Monday, July 27, 2009

Surat Perpisahan

Untuk Kak Cumi Febrina

di Tangerang

Ass. Wr. Wb

 Halo ka cum? bagaimana kabarmu? aku harap kau baik baik saja, aku disini juga baik. Tapi jauh lebih baik ketika kita masih satu sekolah. Bagaimana kehidupan perkuliahanmu? Semoga berjalan lancar ya, doakan aku, setahun lagi aku juga akan masuk ke perguruan tinggi. Apakah kau mendapat teman baru disana? Semoga teman tersebut dapat menemani dan mengertimu ya.

 Aku ingin mengingat kembali, akan kenangan dulu waktu kita masih pertama kali mengenal sebagai seorang teman. Kita pertama kali bertemu pada saat aku mengikuti latihan basket untuk pertama kali. Awalnya aku memanggilmu dengan sebutan ica, namun lama-lama aku tak tahan. Nampaknya cumi nama yang lebih bagus dibanding dengan ica. Kita mulai dekat semenjak Bulungan Cup. Ada teman ka cumi yang menanyakan nomor hp ku. Tak disangka-sangka, ternyata kami berdua cocok. Meskipun kami sering bertengkar, tapi kami memiliki beberapa kesamaan dalam beberapa hal, dan kami saling berusaha untuk mengerti satu sama lain.

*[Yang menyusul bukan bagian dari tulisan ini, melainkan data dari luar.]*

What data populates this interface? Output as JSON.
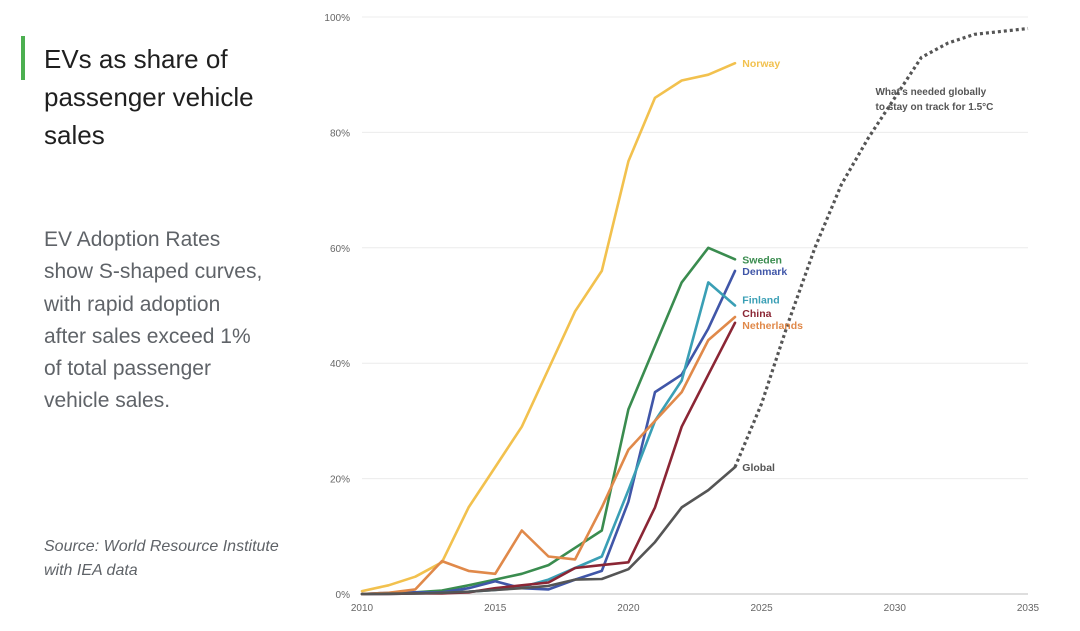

 Aku sering bercerita dengannya, tanpa sadar hubungan kami sudah seperti kakak dan adik. Keberadaan kak cumi bisa menggantikan posisi Mas Iyo yang tinggal di Bandung. Setiap aku mengalami kesulitan, dia tidak segan untuk menolongku. Dia siap membantuku kapan pun aku butuh bantuannya. Dia siap mendengarkan segala jenis ceritaku kapan pun aku ingin bercerita. Dan dia mengajarkanku untuk menjadi pribadi yang lebih baik. Dia selalu membangunkanku pagi hari untuk melaksanakan solat subuh, karena jika tidak aku bisa melaksanakan solat subuh pukul 09.00.

 Walaupun aku nakal dan brutal, dia tidak pernah berusaha menjauhiku. Dia tetap berada di dekatku, dan mendukung semua yang aku lakukan. Dia tidak pernah memaksaku untuk berubah menjadi Amalia yang lebih dari ini, dia menerimaku apa adanya. Dia juga merupakan teman dekatku di basket. Setiap latihan, kami selalu berpasangan. Namun pelatih kami suka memarahi kami, dikarenakan kami selalu bercanda. Hari-hari latihan terasa lebih ringan karena melihat dia juga ngos-ngosan efek dari usianya yang bangkotan.

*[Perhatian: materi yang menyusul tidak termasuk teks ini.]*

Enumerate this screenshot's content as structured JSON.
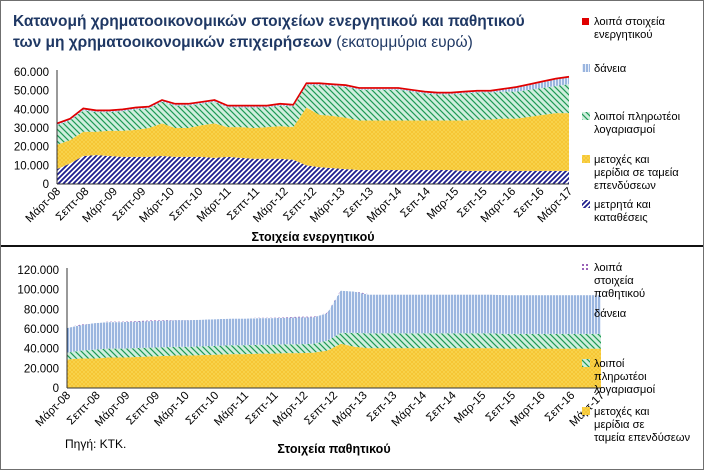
{
  "title": {
    "line1": "Κατανομή χρηματοοικονομικών  στοιχείων ενεργητικού και παθητικού",
    "line2": "των μη χρηματοοικονομικών  επιχειρήσεων",
    "unit": "(εκατομμύρια ευρώ)"
  },
  "source": "Πηγή: ΚΤΚ.",
  "colors": {
    "red": "#e00000",
    "green_fill": "#cfeedd",
    "green_hatch": "#1e9a55",
    "blue_fill": "#e7eefa",
    "blue_hatch": "#4f7fc4",
    "yellow_fill": "#f8d24a",
    "yellow_dots": "#f2a700",
    "navy_fill": "#ffffff",
    "navy_hatch": "#1e1e8e",
    "purple_dot": "#7a2fa1"
  },
  "chart_data": [
    {
      "type": "area",
      "stacked": true,
      "xlabel": "Στοιχεία ενεργητικού",
      "ylim": [
        0,
        60000
      ],
      "yticks": [
        "0",
        "10.000",
        "20.000",
        "30.000",
        "40.000",
        "50.000",
        "60.000"
      ],
      "xtick_labels": [
        "Μάρτ-08",
        "Σεπτ-08",
        "Μάρτ-09",
        "Σεπτ-09",
        "Μάρτ-10",
        "Σεπτ-10",
        "Μάρτ-11",
        "Σεπτ-11",
        "Μάρτ-12",
        "Σεπτ-12",
        "Μάρτ-13",
        "Σεπ-13",
        "Μάρτ-14",
        "Σεπ-14",
        "Μαρ-15",
        "Σεπ-15",
        "Μαρτ-16",
        "Σεπ-16",
        "Μάρτ-17"
      ],
      "series": [
        {
          "name": "μετρητά και καταθέσεις",
          "values": [
            8000,
            11000,
            15000,
            15500,
            15000,
            14500,
            14500,
            14500,
            15000,
            14500,
            14500,
            14500,
            14000,
            14500,
            14000,
            13500,
            13500,
            13500,
            13000,
            10000,
            9000,
            8500,
            8000,
            7500,
            7500,
            7500,
            7500,
            7500,
            7500,
            7500,
            7500,
            7000,
            7000,
            7000,
            7000,
            7000,
            7000,
            7000,
            7000,
            7000
          ]
        },
        {
          "name": "μετοχές και μερίδια σε ταμεία επενδύσεων",
          "values": [
            13000,
            12500,
            13000,
            12500,
            13500,
            14000,
            14500,
            15500,
            17500,
            15500,
            15500,
            17000,
            18500,
            16000,
            16500,
            16500,
            17000,
            17500,
            17500,
            31000,
            28000,
            28000,
            27500,
            26500,
            26500,
            26500,
            26500,
            26500,
            26500,
            26500,
            26500,
            27000,
            27500,
            27500,
            28000,
            28000,
            29000,
            30000,
            31000,
            31000
          ]
        },
        {
          "name": "λοιποί πληρωτέοι λογαριασμοί",
          "values": [
            10500,
            10500,
            11500,
            10500,
            10000,
            10500,
            11000,
            10500,
            11500,
            12000,
            12000,
            11500,
            11500,
            10500,
            10500,
            11000,
            10500,
            11000,
            11000,
            12000,
            16000,
            16000,
            16500,
            16500,
            16500,
            16500,
            16500,
            15500,
            14500,
            14000,
            14000,
            14500,
            14500,
            14500,
            14500,
            14500,
            14500,
            14500,
            14500,
            15500
          ]
        },
        {
          "name": "δάνεια",
          "values": [
            500,
            500,
            500,
            500,
            500,
            500,
            500,
            500,
            500,
            500,
            500,
            500,
            500,
            500,
            500,
            500,
            500,
            500,
            500,
            500,
            500,
            500,
            500,
            500,
            500,
            500,
            500,
            500,
            500,
            500,
            500,
            500,
            500,
            500,
            1000,
            2000,
            2500,
            3000,
            3500,
            3500
          ]
        },
        {
          "name": "λοιπά στοιχεία ενεργητικού",
          "values": [
            500,
            500,
            500,
            500,
            500,
            500,
            500,
            500,
            500,
            500,
            500,
            500,
            500,
            500,
            500,
            500,
            500,
            500,
            500,
            500,
            500,
            500,
            500,
            500,
            500,
            500,
            500,
            500,
            500,
            500,
            500,
            500,
            500,
            500,
            500,
            500,
            500,
            500,
            500,
            500
          ]
        }
      ]
    },
    {
      "type": "area",
      "stacked": true,
      "xlabel": "Στοιχεία παθητικού",
      "ylim": [
        0,
        120000
      ],
      "yticks": [
        "0",
        "20.000",
        "40.000",
        "60.000",
        "80.000",
        "100.000",
        "120.000"
      ],
      "xtick_labels": [
        "Μάρτ-08",
        "Σεπτ-08",
        "Μάρτ-09",
        "Σεπτ-09",
        "Μάρτ-10",
        "Σεπτ-10",
        "Μάρτ-11",
        "Σεπτ-11",
        "Μάρτ-12",
        "Σεπτ-12",
        "Μάρτ-13",
        "Σεπ-13",
        "Μάρτ-14",
        "Σεπ-14",
        "Μαρ-15",
        "Σεπ-15",
        "Μαρτ-16",
        "Σεπ-16",
        "Μάρτ-17"
      ],
      "series": [
        {
          "name": "μετοχές και μερίδια σε ταμεία επενδύσεων",
          "values": [
            29000,
            30000,
            30000,
            31000,
            31000,
            31500,
            32000,
            32500,
            33000,
            33000,
            33500,
            34000,
            34500,
            34500,
            35000,
            35000,
            35500,
            35500,
            36000,
            38000,
            45000,
            42000,
            40500,
            40500,
            40500,
            40500,
            40500,
            40500,
            40500,
            40500,
            40500,
            40500,
            40000,
            40000,
            40000,
            40000,
            40000,
            40000,
            40000,
            40000
          ]
        },
        {
          "name": "λοιποί πληρωτέοι λογαριασμοί",
          "values": [
            7000,
            8000,
            9000,
            9000,
            9000,
            9000,
            9000,
            9000,
            9000,
            9000,
            9000,
            9000,
            9000,
            9000,
            9000,
            9000,
            9000,
            9000,
            9000,
            10000,
            11000,
            14000,
            15000,
            15000,
            15000,
            15000,
            15000,
            15000,
            15000,
            15000,
            15000,
            15000,
            15000,
            15000,
            15000,
            15000,
            15000,
            15000,
            15000,
            15000
          ]
        },
        {
          "name": "δάνεια",
          "values": [
            25000,
            26000,
            27000,
            27000,
            27000,
            27000,
            27000,
            27000,
            27000,
            27000,
            27000,
            27000,
            27000,
            27000,
            27000,
            27000,
            27000,
            27500,
            27000,
            28000,
            43000,
            42000,
            39500,
            39500,
            39500,
            39500,
            39500,
            39500,
            39500,
            39500,
            39500,
            39500,
            39500,
            39500,
            39500,
            39500,
            39500,
            39500,
            39500,
            39500
          ]
        },
        {
          "name": "λοιπά στοιχεία παθητικού",
          "values": [
            500,
            500,
            500,
            500,
            500,
            500,
            500,
            500,
            500,
            500,
            500,
            500,
            500,
            500,
            500,
            500,
            500,
            500,
            500,
            500,
            500,
            500,
            500,
            500,
            500,
            500,
            500,
            500,
            500,
            500,
            500,
            500,
            500,
            500,
            500,
            500,
            500,
            500,
            500,
            500
          ]
        }
      ]
    }
  ],
  "legends": [
    [
      {
        "line1": "λοιπά στοιχεία",
        "line2": "ενεργητικού",
        "line3": "",
        "style": "red"
      },
      {
        "line1": "δάνεια",
        "line2": "",
        "line3": "",
        "style": "blue"
      },
      {
        "line1": "λοιποί πληρωτέοι",
        "line2": "λογαριασμοί",
        "line3": "",
        "style": "green"
      },
      {
        "line1": "μετοχές και",
        "line2": "μερίδια σε ταμεία",
        "line3": "επενδύσεων",
        "style": "yellow"
      },
      {
        "line1": "μετρητά και",
        "line2": "καταθέσεις",
        "line3": "",
        "style": "navy"
      }
    ],
    [
      {
        "line1": "λοιπά",
        "line2": "στοιχεία",
        "line3": "παθητικού",
        "style": "purple"
      },
      {
        "line1": "δάνεια",
        "line2": "",
        "line3": "",
        "style": "blue"
      },
      {
        "line1": "λοιποί",
        "line2": "πληρωτέοι",
        "line3": "λογαριασμοί",
        "style": "green"
      },
      {
        "line1": "μετοχές και",
        "line2": "μερίδια σε",
        "line3": "ταμεία επενδύσεων",
        "style": "yellow"
      }
    ]
  ]
}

 Aku sering membuatnya menangis, karena kenakalanku. Dia tidak pernah lelah untuk membantuku menjadi pribadi yang lebih baik. Dia tidak pernah mengeluh setiap kenakalan yang kubuat. Ibuku sudah mengenalnya, ia pernah menemaniku ketika aku sedang sendirian dirumah.

 Awal masuk SMA aku terpisah dengan teman baikku dari sekolah dasar, namun Allah memberikanku teman terbaik dan kakak yang hebat, dan dialah Annisa Febrina. Masa-masa yang tadinya akan sulit aku lewati, terasa sangat ringan dan mudah berkatnya. Teman baikku di SMA salah satunya adalah kak cumi. Walaupun dari luar kita nampak tidak dekat, namun kita sebenarnya saling mengerti satu sama lain. Jika aku tak bertemu dengannya, mungkin aku tidak akan pernah menemukan teman baik di SMA. 

 Aku berharap, dia dapat melaksanakan kuliahnya dengan baik. Lalu dia dapat melanjutkan sarjana nya dan menjadi seorang Diplomat, seperti yang dia cita-citakan. Apapun yang kau lakukan, pasti akan selalu aku dukung. Aku mendoakanmu dari Jakarta.

 Semoga, surat ini tidak kau lupakan ya? Aku berharap semoga persahabatan kita tidak hanya sampai disini saja. Sampai jumpa di kesempatan berikutnya. 

Wass. Wr. Wb

                                                                                                                   Temanmu yang kecil

                                                                                                                          Amalia Beta

1 comment:

  1. say thanks to mr __ __ __, karena dy kita begini. haha.

    terimakasih suratnya ya adik keciLku.